A few months ago, I said something to Shama that such a decision I made was not just about him—it was about me finally choosing myself.

“I feel like I have no option but to leave our marriage if I’m going to live my life. You keep choosing not to grow, and instead, I have to compensate for your fears. I want to explore, I want to live, I want to be myself. You say you love me for who I am, yet when it interferes with your fear and insecurity, it comes at my expense. I can’t do this anymore.”

It wasn’t about blaming him or justifying my decision. It was about naming the truth: I had been sacrificing parts of myself to sustain a dynamic that wasn’t aligned with what I needed anymore.

The Dynamics We Created

My tendency to overcompensate meant I was always the one initiating, the one adjusting, the one bridging the gap. I took on the role of the emotional leader in our relationship, believing that if I just tried harder, I could bring us closer. But in doing so, I didn’t leave room for him to step up and meet me halfway.

And another truth is, by doing all the “work”—growing into a more understanding, loving, and accepting partner—I unintentionally created a dynamic that fed into his comfort. My efforts made it easier for Shama to stay in his comfort zone, not feeling the need to make changes or confront his own patterns—at least not until his recent breakthrough a few months ago.

This realisation doesn’t diminish the love and effort we both poured into our relationship, but it sheds light on how my actions, though well-intentioned, contributed to the stagnation we experienced.

Breaking the Cycle

This grief isn’t just about my marriage; it’s about breaking a generational cycle. My mum, the most selfless and loving person I know, poured all her hopes and dreams into me. But in doing so, she set aside her own needs—a sacrifice that left unspoken scars of resentment, bitterness, and insecurity.

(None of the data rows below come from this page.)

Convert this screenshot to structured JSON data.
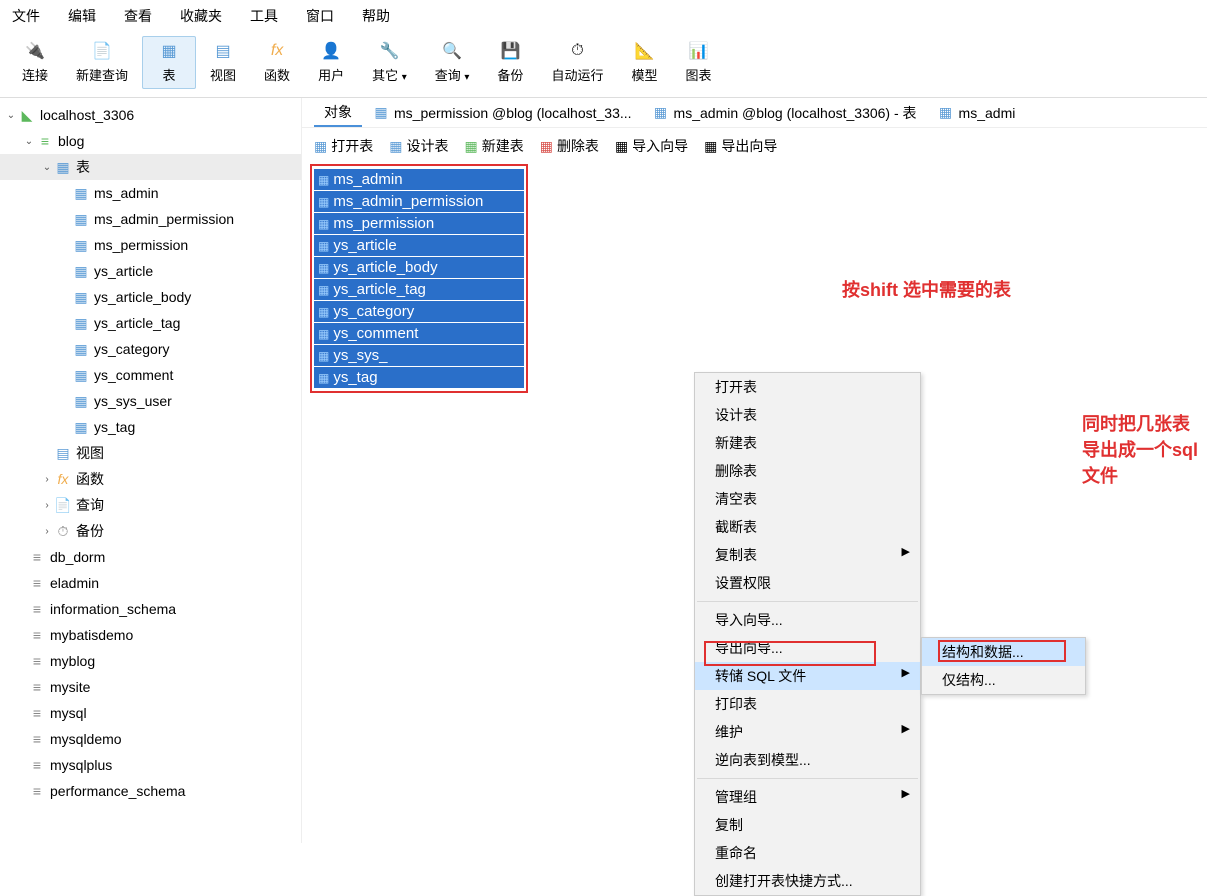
{
  "menu": {
    "file": "文件",
    "edit": "编辑",
    "view": "查看",
    "fav": "收藏夹",
    "tools": "工具",
    "window": "窗口",
    "help": "帮助"
  },
  "toolbar": {
    "connect": "连接",
    "newquery": "新建查询",
    "table": "表",
    "view": "视图",
    "func": "函数",
    "user": "用户",
    "other": "其它",
    "query": "查询",
    "backup": "备份",
    "auto": "自动运行",
    "model": "模型",
    "chart": "图表"
  },
  "tree": {
    "conn": "localhost_3306",
    "blog": "blog",
    "tables_node": "表",
    "tables": [
      "ms_admin",
      "ms_admin_permission",
      "ms_permission",
      "ys_article",
      "ys_article_body",
      "ys_article_tag",
      "ys_category",
      "ys_comment",
      "ys_sys_user",
      "ys_tag"
    ],
    "view": "视图",
    "func": "函数",
    "query": "查询",
    "backup": "备份",
    "dbs": [
      "db_dorm",
      "eladmin",
      "information_schema",
      "mybatisdemo",
      "myblog",
      "mysite",
      "mysql",
      "mysqldemo",
      "mysqlplus",
      "performance_schema"
    ]
  },
  "tabs": {
    "obj": "对象",
    "t1": "ms_permission @blog (localhost_33...",
    "t2": "ms_admin @blog (localhost_3306) - 表",
    "t3": "ms_admi"
  },
  "subbar": {
    "open": "打开表",
    "design": "设计表",
    "new": "新建表",
    "del": "删除表",
    "imp": "导入向导",
    "exp": "导出向导"
  },
  "selected": [
    "ms_admin",
    "ms_admin_permission",
    "ms_permission",
    "ys_article",
    "ys_article_body",
    "ys_article_tag",
    "ys_category",
    "ys_comment",
    "ys_sys_",
    "ys_tag"
  ],
  "annotation1": "按shift 选中需要的表",
  "annotation2": "同时把几张表导出成一个sql文件",
  "ctx": {
    "open": "打开表",
    "design": "设计表",
    "new": "新建表",
    "del": "删除表",
    "empty": "清空表",
    "trunc": "截断表",
    "copy": "复制表",
    "perm": "设置权限",
    "impw": "导入向导...",
    "expw": "导出向导...",
    "dump": "转储 SQL 文件",
    "print": "打印表",
    "maint": "维护",
    "rev": "逆向表到模型...",
    "grp": "管理组",
    "cp": "复制",
    "rename": "重命名",
    "shortcut": "创建打开表快捷方式..."
  },
  "sub": {
    "sd": "结构和数据...",
    "so": "仅结构..."
  }
}
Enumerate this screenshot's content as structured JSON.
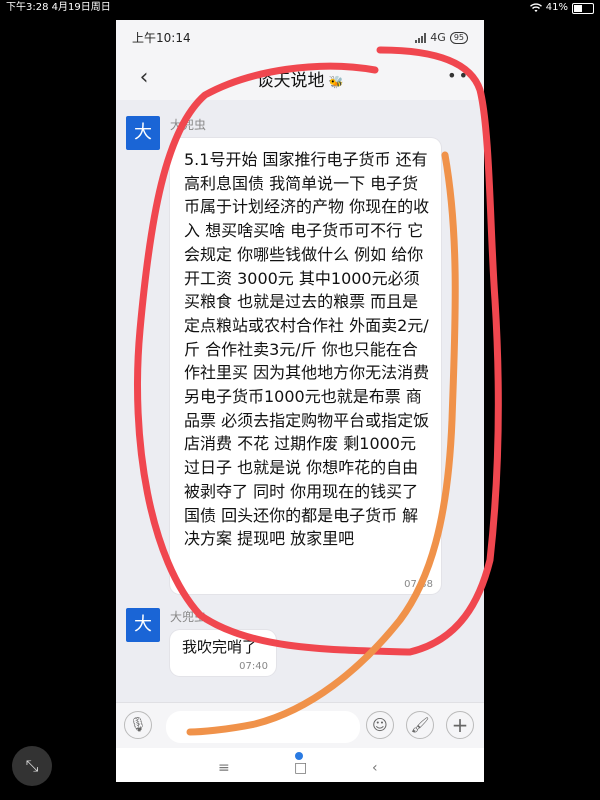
{
  "outer_status": {
    "time_date": "下午3:28  4月19日周日",
    "battery": "41%"
  },
  "phone": {
    "status": {
      "time": "上午10:14",
      "network": "4G",
      "battery": "95"
    },
    "title": "谈天说地",
    "title_emoji": "🐝",
    "back_label": "‹",
    "more_label": "••",
    "messages": [
      {
        "avatar": "大",
        "sender": "大兜虫",
        "text": "5.1号开始 国家推行电子货币 还有高利息国债 我简单说一下 电子货币属于计划经济的产物 你现在的收入 想买啥买啥 电子货币可不行 它会规定 你哪些钱做什么 例如 给你开工资 3000元 其中1000元必须买粮食 也就是过去的粮票 而且是定点粮站或农村合作社 外面卖2元/斤 合作社卖3元/斤 你也只能在合作社里买 因为其他地方你无法消费 另电子货币1000元也就是布票 商品票 必须去指定购物平台或指定饭店消费 不花 过期作废 剩1000元过日子 也就是说 你想咋花的自由被剥夺了 同时 你用现在的钱买了国债 回头还你的都是电子货币 解决方案 提现吧 放家里吧",
        "time": "07:38"
      },
      {
        "avatar": "大",
        "sender": "大兜虫",
        "text": "我吹完哨了",
        "time": "07:40"
      }
    ],
    "icons": {
      "voice": "🎙",
      "emoji": "☺",
      "brush": "🖌",
      "plus": "+"
    },
    "nav": {
      "menu": "≡",
      "home": "□",
      "back": "‹"
    }
  },
  "expand_icon": "⤡",
  "colors": {
    "avatar": "#1a65d6",
    "red_annotation": "#f0474f",
    "orange_annotation": "#f0924a"
  }
}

Out of love and respect, I stepped into the role of her emotional anchor, carrying her pain and frustrations because I loved her. And while I cherish the connection we shared, I now see how that dynamic shaped my relationships. I became someone who prioritised the emotions of my loved ones, believing it was my responsibility to hold everything together.

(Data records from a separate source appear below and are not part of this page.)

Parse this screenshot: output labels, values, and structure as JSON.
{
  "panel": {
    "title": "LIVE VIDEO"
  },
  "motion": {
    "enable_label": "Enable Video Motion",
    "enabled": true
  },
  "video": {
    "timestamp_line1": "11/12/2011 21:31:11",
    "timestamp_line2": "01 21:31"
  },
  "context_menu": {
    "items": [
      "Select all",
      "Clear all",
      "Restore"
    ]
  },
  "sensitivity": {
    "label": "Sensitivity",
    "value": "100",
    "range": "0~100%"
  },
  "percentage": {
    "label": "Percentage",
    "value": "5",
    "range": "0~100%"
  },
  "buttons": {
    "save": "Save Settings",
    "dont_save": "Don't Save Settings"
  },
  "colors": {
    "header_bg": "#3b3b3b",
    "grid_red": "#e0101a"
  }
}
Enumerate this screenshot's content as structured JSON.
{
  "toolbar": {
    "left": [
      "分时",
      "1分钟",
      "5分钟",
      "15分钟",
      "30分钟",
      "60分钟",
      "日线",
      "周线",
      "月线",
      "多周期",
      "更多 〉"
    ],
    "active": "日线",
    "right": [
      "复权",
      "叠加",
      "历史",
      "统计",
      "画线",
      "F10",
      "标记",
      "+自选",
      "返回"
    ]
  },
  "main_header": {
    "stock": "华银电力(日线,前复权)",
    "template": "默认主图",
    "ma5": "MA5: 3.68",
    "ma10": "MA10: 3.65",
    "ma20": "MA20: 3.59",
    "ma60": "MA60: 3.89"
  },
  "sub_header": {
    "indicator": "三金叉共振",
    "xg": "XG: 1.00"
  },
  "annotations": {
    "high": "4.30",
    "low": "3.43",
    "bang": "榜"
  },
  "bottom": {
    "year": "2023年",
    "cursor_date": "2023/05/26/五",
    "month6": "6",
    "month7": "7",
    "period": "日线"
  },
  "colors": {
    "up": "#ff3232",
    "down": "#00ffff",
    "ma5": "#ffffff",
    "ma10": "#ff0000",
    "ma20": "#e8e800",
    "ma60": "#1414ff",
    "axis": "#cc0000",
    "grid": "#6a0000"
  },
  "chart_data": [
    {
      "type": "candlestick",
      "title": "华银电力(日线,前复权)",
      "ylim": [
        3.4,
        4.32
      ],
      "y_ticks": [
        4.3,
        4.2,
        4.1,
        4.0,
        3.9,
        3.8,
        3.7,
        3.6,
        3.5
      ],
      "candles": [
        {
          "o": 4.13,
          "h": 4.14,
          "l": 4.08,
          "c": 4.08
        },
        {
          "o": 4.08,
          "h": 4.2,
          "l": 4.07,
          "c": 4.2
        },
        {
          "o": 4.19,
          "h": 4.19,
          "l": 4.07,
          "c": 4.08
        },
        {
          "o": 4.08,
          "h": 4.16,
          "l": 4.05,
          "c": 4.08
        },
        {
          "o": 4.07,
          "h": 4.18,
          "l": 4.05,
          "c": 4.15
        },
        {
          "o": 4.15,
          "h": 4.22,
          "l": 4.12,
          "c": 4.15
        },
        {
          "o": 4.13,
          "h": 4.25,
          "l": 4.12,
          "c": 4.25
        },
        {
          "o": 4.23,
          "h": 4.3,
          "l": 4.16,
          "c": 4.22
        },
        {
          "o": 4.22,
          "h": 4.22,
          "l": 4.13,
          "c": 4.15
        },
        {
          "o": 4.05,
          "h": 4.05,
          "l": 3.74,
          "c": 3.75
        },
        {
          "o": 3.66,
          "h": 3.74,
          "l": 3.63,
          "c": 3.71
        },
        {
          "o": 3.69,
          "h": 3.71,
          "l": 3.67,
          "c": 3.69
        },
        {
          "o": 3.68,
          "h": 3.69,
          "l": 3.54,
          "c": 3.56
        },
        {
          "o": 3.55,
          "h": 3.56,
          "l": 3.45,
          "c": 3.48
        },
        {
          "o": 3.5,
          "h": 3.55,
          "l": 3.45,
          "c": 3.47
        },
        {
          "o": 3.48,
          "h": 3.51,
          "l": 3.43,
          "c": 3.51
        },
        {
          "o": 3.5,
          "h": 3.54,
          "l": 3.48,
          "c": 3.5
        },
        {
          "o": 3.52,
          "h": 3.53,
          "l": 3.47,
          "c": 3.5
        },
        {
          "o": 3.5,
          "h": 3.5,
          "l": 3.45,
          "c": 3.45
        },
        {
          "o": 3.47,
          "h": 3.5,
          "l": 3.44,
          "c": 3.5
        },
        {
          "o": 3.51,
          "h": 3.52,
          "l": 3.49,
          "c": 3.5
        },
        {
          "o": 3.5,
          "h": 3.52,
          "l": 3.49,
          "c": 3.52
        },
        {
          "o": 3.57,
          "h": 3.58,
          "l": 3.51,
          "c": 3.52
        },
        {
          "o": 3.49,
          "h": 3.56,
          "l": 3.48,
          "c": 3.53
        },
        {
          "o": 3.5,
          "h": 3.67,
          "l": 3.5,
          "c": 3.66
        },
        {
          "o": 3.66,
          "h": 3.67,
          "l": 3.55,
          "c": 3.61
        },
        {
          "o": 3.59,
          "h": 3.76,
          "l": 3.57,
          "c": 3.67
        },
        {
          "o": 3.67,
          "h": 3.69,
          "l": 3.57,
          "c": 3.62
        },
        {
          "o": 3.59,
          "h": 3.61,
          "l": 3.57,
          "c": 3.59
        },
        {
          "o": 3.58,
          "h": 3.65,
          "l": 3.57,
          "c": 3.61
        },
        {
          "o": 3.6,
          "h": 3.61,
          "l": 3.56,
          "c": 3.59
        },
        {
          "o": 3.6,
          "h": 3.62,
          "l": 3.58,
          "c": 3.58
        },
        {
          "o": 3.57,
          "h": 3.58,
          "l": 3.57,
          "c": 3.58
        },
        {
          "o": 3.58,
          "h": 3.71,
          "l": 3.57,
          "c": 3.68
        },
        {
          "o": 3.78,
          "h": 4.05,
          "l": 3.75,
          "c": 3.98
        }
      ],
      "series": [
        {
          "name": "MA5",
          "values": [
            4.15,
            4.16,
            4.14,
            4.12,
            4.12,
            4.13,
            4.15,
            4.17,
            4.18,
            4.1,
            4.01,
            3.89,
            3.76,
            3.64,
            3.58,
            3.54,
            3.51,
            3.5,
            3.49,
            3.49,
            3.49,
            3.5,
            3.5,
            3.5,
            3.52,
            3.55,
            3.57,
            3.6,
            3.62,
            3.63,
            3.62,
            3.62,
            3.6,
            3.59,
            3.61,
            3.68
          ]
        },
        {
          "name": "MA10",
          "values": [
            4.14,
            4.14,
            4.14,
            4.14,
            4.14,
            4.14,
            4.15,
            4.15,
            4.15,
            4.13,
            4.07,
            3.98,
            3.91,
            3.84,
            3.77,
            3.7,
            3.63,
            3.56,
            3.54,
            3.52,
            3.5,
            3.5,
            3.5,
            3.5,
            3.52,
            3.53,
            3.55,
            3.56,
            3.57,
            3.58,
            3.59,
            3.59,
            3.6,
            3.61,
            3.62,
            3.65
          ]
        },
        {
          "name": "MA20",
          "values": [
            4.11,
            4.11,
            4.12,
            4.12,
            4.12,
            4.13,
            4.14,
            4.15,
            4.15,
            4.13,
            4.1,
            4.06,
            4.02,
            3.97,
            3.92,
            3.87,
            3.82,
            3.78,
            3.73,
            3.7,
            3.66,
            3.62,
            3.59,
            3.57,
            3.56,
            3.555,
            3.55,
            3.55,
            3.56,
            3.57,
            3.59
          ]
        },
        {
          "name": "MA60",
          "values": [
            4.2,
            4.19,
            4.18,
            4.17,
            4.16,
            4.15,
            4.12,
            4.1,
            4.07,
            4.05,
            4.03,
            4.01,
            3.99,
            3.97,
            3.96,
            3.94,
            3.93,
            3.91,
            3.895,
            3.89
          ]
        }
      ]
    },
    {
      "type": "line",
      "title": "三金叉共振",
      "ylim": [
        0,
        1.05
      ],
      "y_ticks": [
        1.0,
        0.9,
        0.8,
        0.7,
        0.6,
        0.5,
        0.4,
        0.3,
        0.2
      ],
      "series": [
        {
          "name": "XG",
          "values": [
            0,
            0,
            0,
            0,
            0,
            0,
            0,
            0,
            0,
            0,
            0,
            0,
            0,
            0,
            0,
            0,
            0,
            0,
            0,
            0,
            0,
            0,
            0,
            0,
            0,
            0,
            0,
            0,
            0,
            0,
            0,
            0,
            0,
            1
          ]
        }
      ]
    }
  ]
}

But this year, I made a promise to myself: 2025 is the year I pursue my own needs first. Not out of selfishness, but out of a desire to break the cycle of self-abandonment and resentment.

The Flip Side of Guilt

And yet, guilt lingers. I see it clearly now. When speaking of my needs and emotions, when my initial communication wasn’t acknowledged or went unheard, I’d find myself reminded of guilt being triggered. Over time, I’d build up a self-defense mechanism around my needs. The next time I tried to communicate, I would approach it in ways that unintentionally made others feel guilty—an attempt to shield myself from feeling dismissed again.

It wasn’t deliberate, but it stemmed from my own fear—fear of being dismissed, fear of being vulnerable, fear of the guilt backfiring on me and forcing me to repress myself again.

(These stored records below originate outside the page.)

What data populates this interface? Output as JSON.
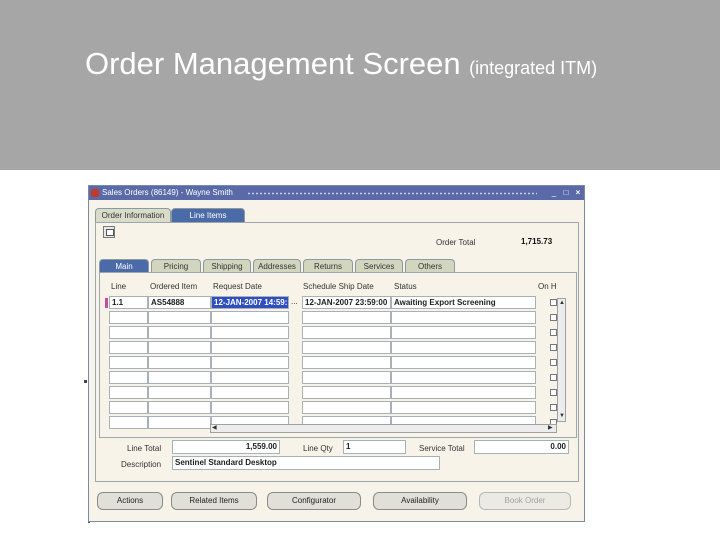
{
  "banner": {
    "title": "Order Management Screen",
    "subtitle": "(integrated ITM)"
  },
  "window": {
    "title": "Sales Orders (86149) - Wayne Smith",
    "controls": [
      "minimize-icon",
      "maximize-icon",
      "close-icon"
    ]
  },
  "top_tabs": [
    {
      "label": "Order Information",
      "active": false
    },
    {
      "label": "Line Items",
      "active": true
    }
  ],
  "order_total": {
    "label": "Order Total",
    "value": "1,715.73"
  },
  "line_tabs": [
    {
      "label": "Main",
      "active": true
    },
    {
      "label": "Pricing",
      "active": false
    },
    {
      "label": "Shipping",
      "active": false
    },
    {
      "label": "Addresses",
      "active": false
    },
    {
      "label": "Returns",
      "active": false
    },
    {
      "label": "Services",
      "active": false
    },
    {
      "label": "Others",
      "active": false
    }
  ],
  "grid": {
    "columns": [
      "Line",
      "Ordered Item",
      "Request Date",
      "Schedule Ship Date",
      "Status",
      "On H"
    ],
    "rows": [
      {
        "line": "1.1",
        "item": "AS54888",
        "request_date": "12-JAN-2007 14:59:",
        "ship_date": "12-JAN-2007 23:59:00",
        "status": "Awaiting Export Screening"
      },
      {
        "line": "",
        "item": "",
        "request_date": "",
        "ship_date": "",
        "status": ""
      },
      {
        "line": "",
        "item": "",
        "request_date": "",
        "ship_date": "",
        "status": ""
      },
      {
        "line": "",
        "item": "",
        "request_date": "",
        "ship_date": "",
        "status": ""
      },
      {
        "line": "",
        "item": "",
        "request_date": "",
        "ship_date": "",
        "status": ""
      },
      {
        "line": "",
        "item": "",
        "request_date": "",
        "ship_date": "",
        "status": ""
      },
      {
        "line": "",
        "item": "",
        "request_date": "",
        "ship_date": "",
        "status": ""
      },
      {
        "line": "",
        "item": "",
        "request_date": "",
        "ship_date": "",
        "status": ""
      },
      {
        "line": "",
        "item": "",
        "request_date": "",
        "ship_date": "",
        "status": ""
      }
    ],
    "lov_glyph": "..."
  },
  "summary": {
    "line_total_label": "Line Total",
    "line_total_value": "1,559.00",
    "line_qty_label": "Line Qty",
    "line_qty_value": "1",
    "service_total_label": "Service Total",
    "service_total_value": "0.00",
    "description_label": "Description",
    "description_value": "Sentinel Standard Desktop"
  },
  "buttons": [
    {
      "label": "Actions",
      "enabled": true
    },
    {
      "label": "Related Items",
      "enabled": true
    },
    {
      "label": "Configurator",
      "enabled": true
    },
    {
      "label": "Availability",
      "enabled": true
    },
    {
      "label": "Book Order",
      "enabled": false
    }
  ],
  "colors": {
    "banner_bg": "#a6a6a6",
    "title_bar": "#5a6aa8",
    "active_tab": "#4a6aa8",
    "selected_cell": "#2f4fc0",
    "form_bg": "#f7f3e8"
  }
}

Now, I’ve caught myself in this place—a place far too familiar. Growing up, this was how I was often put into the same emotional spot by my parents. Their sacrifices and the weight of their unspoken expectations created a dynamic where I felt responsible for their feelings and happiness. And unconsciously, I began carrying that dynamic into my relationships, repeating the cycle without realising it.

Moving Forward

This isn’t about erasing the love and effort Shama and I share. It’s about honouring what we’ve built while recognising that our growth sometimes requires us to take a step back—not from each other, but from the patterns that no longer serve us. Shama is also working on himself—learning to give me space, aligning with his truth, and shifting from fear-driven decisions to finding his own independence.

For both of us, 2025 is about intentionally prioritising our individuality. It’s about embracing who we are as individuals, not just as partners, and creating space for growth within and beyond our relationship. Letting go of these old dynamics isn’t about losing each other. It’s about releasing what’s held us back so we can continue to grow—together, but as fuller versions of ourselves.